Second, around 75 percent of Jews voted for Hillary Clinton; under 25 percent for Donald Trump. I am also convinced that a large majority of secular Jewish Trumpites voted not out of white racism, but because they were concerned (rightly or wrongly) that the Obama Administration’s foreign policy had imperiled both Israel and the U.S. Most Orthodox Jewish Trump voters liked The Donald for reasons of their own distinctive version of class-and-cultural populism, not simple racism.
In today’s America, a small dose of Ta-Nehisi Coates—and Malcolm X—is tonic. But what we need is a renewed fearless mega dose of the Reverend Martin Luther King, Jr. and Rabbi Abraham Joshua Heschel who walked side-by-side—“praying with their feet” (in Heschel’s words)—in 1965’s Selma-to-Montgomery voting rights march for American equality for all and against racism and discrimination in any form. King (1929) and Heschel (1907) were born a generation apart, but only a few days apart in the month of January, the same month that the historic Selma March began.
Coates paints virtually all white Americans with a white racist brush as “soul brothers” of John C. Calhoun, godfather of 1861’s Secession Movement, and George F. Fitzhugh, the arch-reactionary white racist theoretician whose views found echoes in 2017 in Charlottesville.
Yet America also gave us Abraham Lincoln. In the racist maelstrom of Illinois politics, Lincoln had the courage to tell white male voters regarding any “black woman” that—though though he might not “want her for a wife”—she “in her natural right to eat the bread she earns with her own hands without asking leave of anyone else, . . . is my equal, and the equal of all others.”
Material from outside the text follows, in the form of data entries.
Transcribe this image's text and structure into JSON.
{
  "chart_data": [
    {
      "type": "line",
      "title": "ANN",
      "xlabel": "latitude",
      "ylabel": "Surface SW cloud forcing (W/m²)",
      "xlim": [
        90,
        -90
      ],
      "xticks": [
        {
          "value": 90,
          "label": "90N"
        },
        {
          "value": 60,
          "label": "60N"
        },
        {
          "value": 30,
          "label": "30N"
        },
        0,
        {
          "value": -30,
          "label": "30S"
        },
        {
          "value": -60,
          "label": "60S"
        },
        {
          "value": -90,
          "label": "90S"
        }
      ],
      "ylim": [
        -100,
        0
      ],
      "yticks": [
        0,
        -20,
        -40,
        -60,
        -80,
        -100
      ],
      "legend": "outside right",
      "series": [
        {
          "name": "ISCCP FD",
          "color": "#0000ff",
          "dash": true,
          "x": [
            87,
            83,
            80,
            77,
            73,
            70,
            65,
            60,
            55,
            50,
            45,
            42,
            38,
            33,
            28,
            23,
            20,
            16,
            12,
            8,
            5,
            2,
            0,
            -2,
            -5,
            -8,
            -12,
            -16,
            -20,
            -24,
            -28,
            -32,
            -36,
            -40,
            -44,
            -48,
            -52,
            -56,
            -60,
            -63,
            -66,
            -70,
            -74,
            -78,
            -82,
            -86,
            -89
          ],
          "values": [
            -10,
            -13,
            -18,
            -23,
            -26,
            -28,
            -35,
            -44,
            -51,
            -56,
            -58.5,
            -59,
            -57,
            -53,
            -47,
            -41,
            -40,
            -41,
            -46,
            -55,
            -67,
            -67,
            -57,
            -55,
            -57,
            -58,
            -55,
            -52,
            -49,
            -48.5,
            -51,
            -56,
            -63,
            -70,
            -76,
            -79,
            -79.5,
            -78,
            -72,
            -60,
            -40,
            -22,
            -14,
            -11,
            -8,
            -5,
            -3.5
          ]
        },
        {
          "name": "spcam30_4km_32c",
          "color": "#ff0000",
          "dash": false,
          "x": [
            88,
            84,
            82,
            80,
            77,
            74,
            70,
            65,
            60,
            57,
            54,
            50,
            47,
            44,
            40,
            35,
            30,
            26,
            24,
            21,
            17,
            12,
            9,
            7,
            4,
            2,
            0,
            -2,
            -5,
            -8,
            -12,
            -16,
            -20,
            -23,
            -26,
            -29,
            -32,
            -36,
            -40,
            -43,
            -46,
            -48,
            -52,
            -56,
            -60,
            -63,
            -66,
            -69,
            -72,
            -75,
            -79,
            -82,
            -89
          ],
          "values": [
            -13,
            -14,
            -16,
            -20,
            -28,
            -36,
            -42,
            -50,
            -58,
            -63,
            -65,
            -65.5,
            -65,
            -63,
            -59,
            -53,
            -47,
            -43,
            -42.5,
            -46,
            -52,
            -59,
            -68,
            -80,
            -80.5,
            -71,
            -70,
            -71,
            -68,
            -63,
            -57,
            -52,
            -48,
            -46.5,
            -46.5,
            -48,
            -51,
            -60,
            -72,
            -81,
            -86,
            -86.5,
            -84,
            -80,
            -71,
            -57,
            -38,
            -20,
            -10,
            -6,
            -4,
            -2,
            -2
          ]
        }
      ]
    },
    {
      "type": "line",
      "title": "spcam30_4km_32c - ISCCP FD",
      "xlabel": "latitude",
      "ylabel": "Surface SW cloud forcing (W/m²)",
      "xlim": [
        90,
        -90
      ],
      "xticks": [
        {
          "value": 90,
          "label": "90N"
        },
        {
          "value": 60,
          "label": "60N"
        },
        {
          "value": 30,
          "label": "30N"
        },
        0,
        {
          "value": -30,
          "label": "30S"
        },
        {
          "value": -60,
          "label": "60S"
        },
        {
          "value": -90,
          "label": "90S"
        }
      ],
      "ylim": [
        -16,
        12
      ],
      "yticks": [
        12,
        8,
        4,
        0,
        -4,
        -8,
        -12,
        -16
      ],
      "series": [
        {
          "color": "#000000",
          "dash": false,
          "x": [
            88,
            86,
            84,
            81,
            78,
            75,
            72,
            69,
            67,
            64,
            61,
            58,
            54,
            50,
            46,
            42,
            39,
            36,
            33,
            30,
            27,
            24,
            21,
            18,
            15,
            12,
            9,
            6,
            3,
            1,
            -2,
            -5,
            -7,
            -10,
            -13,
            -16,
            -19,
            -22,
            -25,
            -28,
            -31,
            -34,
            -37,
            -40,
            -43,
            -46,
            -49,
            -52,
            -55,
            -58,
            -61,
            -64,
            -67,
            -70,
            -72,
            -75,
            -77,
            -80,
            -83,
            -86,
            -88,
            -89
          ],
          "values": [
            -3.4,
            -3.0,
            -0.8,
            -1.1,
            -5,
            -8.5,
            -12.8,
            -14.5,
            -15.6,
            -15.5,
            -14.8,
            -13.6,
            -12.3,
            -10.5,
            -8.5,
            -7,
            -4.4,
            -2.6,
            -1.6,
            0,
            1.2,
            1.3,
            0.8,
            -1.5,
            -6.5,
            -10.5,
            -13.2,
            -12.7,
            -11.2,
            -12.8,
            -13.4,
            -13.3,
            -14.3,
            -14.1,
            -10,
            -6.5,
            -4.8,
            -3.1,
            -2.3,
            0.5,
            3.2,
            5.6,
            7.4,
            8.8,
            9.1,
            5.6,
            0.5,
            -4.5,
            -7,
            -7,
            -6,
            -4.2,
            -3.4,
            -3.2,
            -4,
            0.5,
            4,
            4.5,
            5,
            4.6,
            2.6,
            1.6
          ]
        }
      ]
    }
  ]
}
Lincoln—also “a white president”—was a Republican of a special kind. The Question is: can there be another?
Lincoln the Great Emancipator—who revoked General Grant’s notorious General Order No. 11 of December 17, 1862, that had ordered the expulsion of all Jews in the Tennessee military district—was a friend of the Jews.
American school kids know—or used to—which side won the Civil War. Game of Thrones producers, David Benioff and D. B. Weiss, seem not so sure. Might they hire Coates to salvage, by injecting a Black Panther-style story line, their troubled HBO alternative history series, Confederate? I hope not.
Charlottesville’s synagogue, Congregation Beth Israel, after police no-shows, had to hire its own armed guards for self-protection from Neo-Nazi thugs, while St. Louis’ Central Reform Congregation upset the police—and Twitterstormers demanding “#GasTheSynagogue”—by opening its door to protesters against the acquittal of a white officer for killing a black suspect. What lies ahead for synagogues on new firing lines?
There is this glimmer of hope for today’s new civil rights protesters, again “praying with their feet,” who take Lincoln’s—and Steven Spielberg’s—side in the Civil War. In January, 2017, a national poll showed that Barack Obama—with 51 percent vs. 35 percent support—was still far-and-away the most popular politician in America.
As the Jewish New Year approaches, the perennial question—“Is It Good For the Jews?”—takes on a new urgency and in a new form. What exactly at this crisis, post-Charlottesville point in American history is good for Jews and in particular their historic alliance with African Americans for racial and religious justice for all Americans? My answer is that giving up on America’s future, black and white inclusive, would NOT be good for the Jews.